Despite being more technical in background than some other papers I’ve read, the GAT paper was actually a relatively straightforward read. The authors gave a really good balance of mathematical notation and verbal description, and the writing was concise enough that nothing looked dense, while also detailing the perfect amount of information for me to get a solid understanding. I think I want to keep this paper in mind as a reference for writing future technical reports.

Originally, I planned on reading more papers related to object recognition and few-shot recognition this week—GATs came up only because they were an unfamiliar term in a paper on one-shot recognition using image segmentation [1]. But in the process of working through [2], I realized that the space of graphical models is actually way deeper than I thought, and I sort of want to explore it more in depth.
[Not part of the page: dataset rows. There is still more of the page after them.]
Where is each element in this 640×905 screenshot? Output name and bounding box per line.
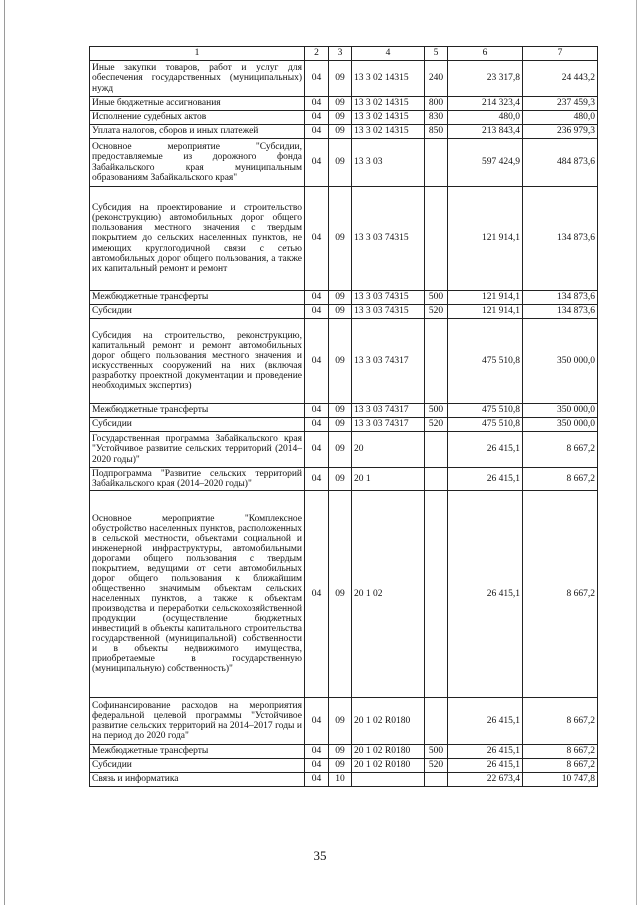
target-article-code: 20	[352, 432, 425, 468]
header-cell-1: 1	[90, 47, 305, 61]
amount-year-1: 26 415,1	[448, 491, 523, 698]
row-name: Иные закупки товаров, работ и услуг для обеспечения государственных (муниципальных) нужд	[90, 61, 305, 97]
target-article-code: 13 3 02 14315	[352, 125, 425, 139]
subsection-code: 10	[329, 773, 352, 787]
subsection-code: 09	[329, 698, 352, 745]
target-article-code: 13 3 03 74315	[352, 305, 425, 319]
section-code: 04	[305, 97, 329, 111]
amount-year-1: 597 424,9	[448, 139, 523, 187]
table-row	[90, 291, 598, 305]
expense-type-code	[425, 773, 448, 787]
amount-year-2: 134 873,6	[523, 187, 598, 291]
table-row	[90, 773, 598, 787]
target-article-code: 20 1 02 R0180	[352, 759, 425, 773]
table-row	[90, 111, 598, 125]
amount-year-1: 23 317,8	[448, 61, 523, 97]
amount-year-1: 121 914,1	[448, 187, 523, 291]
expense-type-code	[425, 139, 448, 187]
section-code: 04	[305, 698, 329, 745]
table-row	[90, 468, 598, 491]
amount-year-2: 8 667,2	[523, 745, 598, 759]
table-row	[90, 125, 598, 139]
target-article-code: 13 3 02 14315	[352, 97, 425, 111]
subsection-code: 09	[329, 319, 352, 404]
section-code: 04	[305, 759, 329, 773]
amount-year-2: 484 873,6	[523, 139, 598, 187]
target-article-code: 20 1 02 R0180	[352, 745, 425, 759]
section-code: 04	[305, 125, 329, 139]
header-cell-5: 5	[425, 47, 448, 61]
expense-type-code: 850	[425, 125, 448, 139]
section-code: 04	[305, 491, 329, 698]
table-row	[90, 404, 598, 418]
target-article-code: 13 3 02 14315	[352, 61, 425, 97]
section-code: 04	[305, 291, 329, 305]
row-name: Межбюджетные трансферты	[90, 745, 305, 759]
expense-type-code: 240	[425, 61, 448, 97]
table-row	[90, 759, 598, 773]
table-row	[90, 698, 598, 745]
row-name: Субсидии	[90, 418, 305, 432]
amount-year-2: 8 667,2	[523, 759, 598, 773]
row-name: Подпрограмма "Развитие сельских территорий Забайкальского края (2014–2020 годы)"	[90, 468, 305, 491]
subsection-code: 09	[329, 432, 352, 468]
amount-year-2: 8 667,2	[523, 468, 598, 491]
subsection-code: 09	[329, 491, 352, 698]
subsection-code: 09	[329, 468, 352, 491]
amount-year-2: 350 000,0	[523, 418, 598, 432]
row-name: Связь и информатика	[90, 773, 305, 787]
expense-type-code	[425, 491, 448, 698]
target-article-code: 20 1	[352, 468, 425, 491]
subsection-code: 09	[329, 305, 352, 319]
amount-year-2: 8 667,2	[523, 698, 598, 745]
table-row	[90, 139, 598, 187]
expense-type-code: 500	[425, 745, 448, 759]
header-cell-7: 7	[523, 47, 598, 61]
table-row	[90, 97, 598, 111]
row-name: Основное мероприятие "Субсидии, предоставляемые из дорожного фонда Забайкальского края муниципальным образованиям Забайкальского края"	[90, 139, 305, 187]
subsection-code: 09	[329, 187, 352, 291]
amount-year-2: 236 979,3	[523, 125, 598, 139]
header-row	[90, 47, 598, 61]
section-code: 04	[305, 139, 329, 187]
subsection-code: 09	[329, 97, 352, 111]
expense-type-code	[425, 432, 448, 468]
row-name: Субсидия на проектирование и строительство (реконструкцию) автомобильных дорог общего пользования местного значения с твердым покрытием до сельских населенных пунктов, не имеющих круглогодичной связи с сетью автомобильных дорог общего пользования, а также их капитальный ремонт и ремонт	[90, 187, 305, 291]
amount-year-1: 475 510,8	[448, 404, 523, 418]
row-name: Субсидии	[90, 305, 305, 319]
target-article-code	[352, 773, 425, 787]
budget-table	[89, 46, 598, 787]
amount-year-2: 8 667,2	[523, 491, 598, 698]
subsection-code: 09	[329, 125, 352, 139]
row-name: Уплата налогов, сборов и иных платежей	[90, 125, 305, 139]
section-code: 04	[305, 745, 329, 759]
amount-year-2: 134 873,6	[523, 291, 598, 305]
expense-type-code	[425, 468, 448, 491]
expense-type-code: 520	[425, 418, 448, 432]
expense-type-code	[425, 187, 448, 291]
scan-edge-right	[636, 0, 637, 905]
subsection-code: 09	[329, 291, 352, 305]
table-row	[90, 305, 598, 319]
header-cell-2: 2	[305, 47, 329, 61]
section-code: 04	[305, 61, 329, 97]
row-name: Межбюджетные трансферты	[90, 404, 305, 418]
row-name: Субсидия на строительство, реконструкцию, капитальный ремонт и ремонт автомобильных дорог общего пользования местного значения и искусственных сооружений на них (включая разработку проектной документации и проведение необходимых экспертиз)	[90, 319, 305, 404]
subsection-code: 09	[329, 418, 352, 432]
amount-year-2: 134 873,6	[523, 305, 598, 319]
section-code: 04	[305, 418, 329, 432]
amount-year-1: 26 415,1	[448, 698, 523, 745]
scan-edge-left	[4, 0, 5, 905]
amount-year-2: 8 667,2	[523, 432, 598, 468]
header-cell-6: 6	[448, 47, 523, 61]
amount-year-1: 213 843,4	[448, 125, 523, 139]
amount-year-1: 26 415,1	[448, 759, 523, 773]
table-row	[90, 418, 598, 432]
subsection-code: 09	[329, 745, 352, 759]
subsection-code: 09	[329, 61, 352, 97]
section-code: 04	[305, 319, 329, 404]
target-article-code: 13 3 03 74315	[352, 291, 425, 305]
subsection-code: 09	[329, 139, 352, 187]
table-row	[90, 61, 598, 97]
table-row	[90, 745, 598, 759]
section-code: 04	[305, 773, 329, 787]
expense-type-code: 830	[425, 111, 448, 125]
row-name: Основное мероприятие "Комплексное обустройство населенных пунктов, расположенных в сельской местности, объектами социальной и инженерной инфраструктуры, автомобильными дорогами общего пользования с твердым покрытием, ведущими от сети автомобильных дорог общего пользования к ближайшим общественно значимым объектам сельских населенных пунктов, а также к объектам производства и переработки сельскохозяйственной продукции (осуществление бюджетных инвестиций в объекты капитального строительства государственной (муниципальной) собственности и в объекты недвижимого имущества, приобретаемые в государственную (муниципальную) собственность)"	[90, 491, 305, 698]
amount-year-1: 22 673,4	[448, 773, 523, 787]
row-name: Исполнение судебных актов	[90, 111, 305, 125]
amount-year-2: 350 000,0	[523, 404, 598, 418]
table-row	[90, 491, 598, 698]
row-name: Государственная программа Забайкальского края "Устойчивое развитие сельских территорий (2014–2020 годы)"	[90, 432, 305, 468]
expense-type-code: 520	[425, 759, 448, 773]
amount-year-1: 475 510,8	[448, 418, 523, 432]
subsection-code: 09	[329, 759, 352, 773]
expense-type-code: 500	[425, 291, 448, 305]
amount-year-1: 26 415,1	[448, 432, 523, 468]
target-article-code: 20 1 02	[352, 491, 425, 698]
target-article-code: 13 3 03 74315	[352, 187, 425, 291]
amount-year-1: 475 510,8	[448, 319, 523, 404]
amount-year-1: 480,0	[448, 111, 523, 125]
section-code: 04	[305, 404, 329, 418]
amount-year-1: 26 415,1	[448, 468, 523, 491]
row-name: Субсидии	[90, 759, 305, 773]
section-code: 04	[305, 305, 329, 319]
page-number: 35	[313, 848, 327, 863]
expense-type-code	[425, 319, 448, 404]
section-code: 04	[305, 468, 329, 491]
row-name: Межбюджетные трансферты	[90, 291, 305, 305]
amount-year-2: 350 000,0	[523, 319, 598, 404]
amount-year-1: 214 323,4	[448, 97, 523, 111]
subsection-code: 09	[329, 111, 352, 125]
section-code: 04	[305, 111, 329, 125]
amount-year-1: 26 415,1	[448, 745, 523, 759]
section-code: 04	[305, 187, 329, 291]
amount-year-1: 121 914,1	[448, 305, 523, 319]
amount-year-2: 480,0	[523, 111, 598, 125]
expense-type-code	[425, 698, 448, 745]
expense-type-code: 520	[425, 305, 448, 319]
table-row	[90, 432, 598, 468]
expense-type-code: 500	[425, 404, 448, 418]
target-article-code: 13 3 03 74317	[352, 404, 425, 418]
target-article-code: 13 3 02 14315	[352, 111, 425, 125]
amount-year-2: 24 443,2	[523, 61, 598, 97]
table-row	[90, 319, 598, 404]
header-cell-4: 4	[352, 47, 425, 61]
row-name: Софинансирование расходов на мероприятия федеральной целевой программы "Устойчивое развитие сельских территорий на 2014–2017 годы и на период до 2020 года"	[90, 698, 305, 745]
amount-year-1: 121 914,1	[448, 291, 523, 305]
table-body	[90, 61, 598, 787]
target-article-code: 13 3 03	[352, 139, 425, 187]
row-name: Иные бюджетные ассигнования	[90, 97, 305, 111]
header-cell-3: 3	[329, 47, 352, 61]
amount-year-2: 237 459,3	[523, 97, 598, 111]
subsection-code: 09	[329, 404, 352, 418]
target-article-code: 20 1 02 R0180	[352, 698, 425, 745]
table-row	[90, 187, 598, 291]
expense-type-code: 800	[425, 97, 448, 111]
target-article-code: 13 3 03 74317	[352, 319, 425, 404]
target-article-code: 13 3 03 74317	[352, 418, 425, 432]
section-code: 04	[305, 432, 329, 468]
amount-year-2: 10 747,8	[523, 773, 598, 787]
So, in the coming weeks I’m going to shift focus a little and dive more into other graphical models and their applications.

### updates

- 5/28/2020: attended a tutorial session on non-local operators, of which a specific instance are self-attention mechanisms. A neat little coincidence that definitely made me appreciate this a little more.

^{1}I wasn't taught from the linked slides, but I found them to be a nice quick reference and refresher. Sometimes slides can be sparse and unhelpful without the lecturer, but these were pretty thorough.

^{2}I haven't read all of the paper on using GATs for TSP in depth, but I am definitely going to put it on a future reads list---not only does it seem like such a happy intersection of deep learning and math, but the style of writing in the paper is also really unique and refreshing.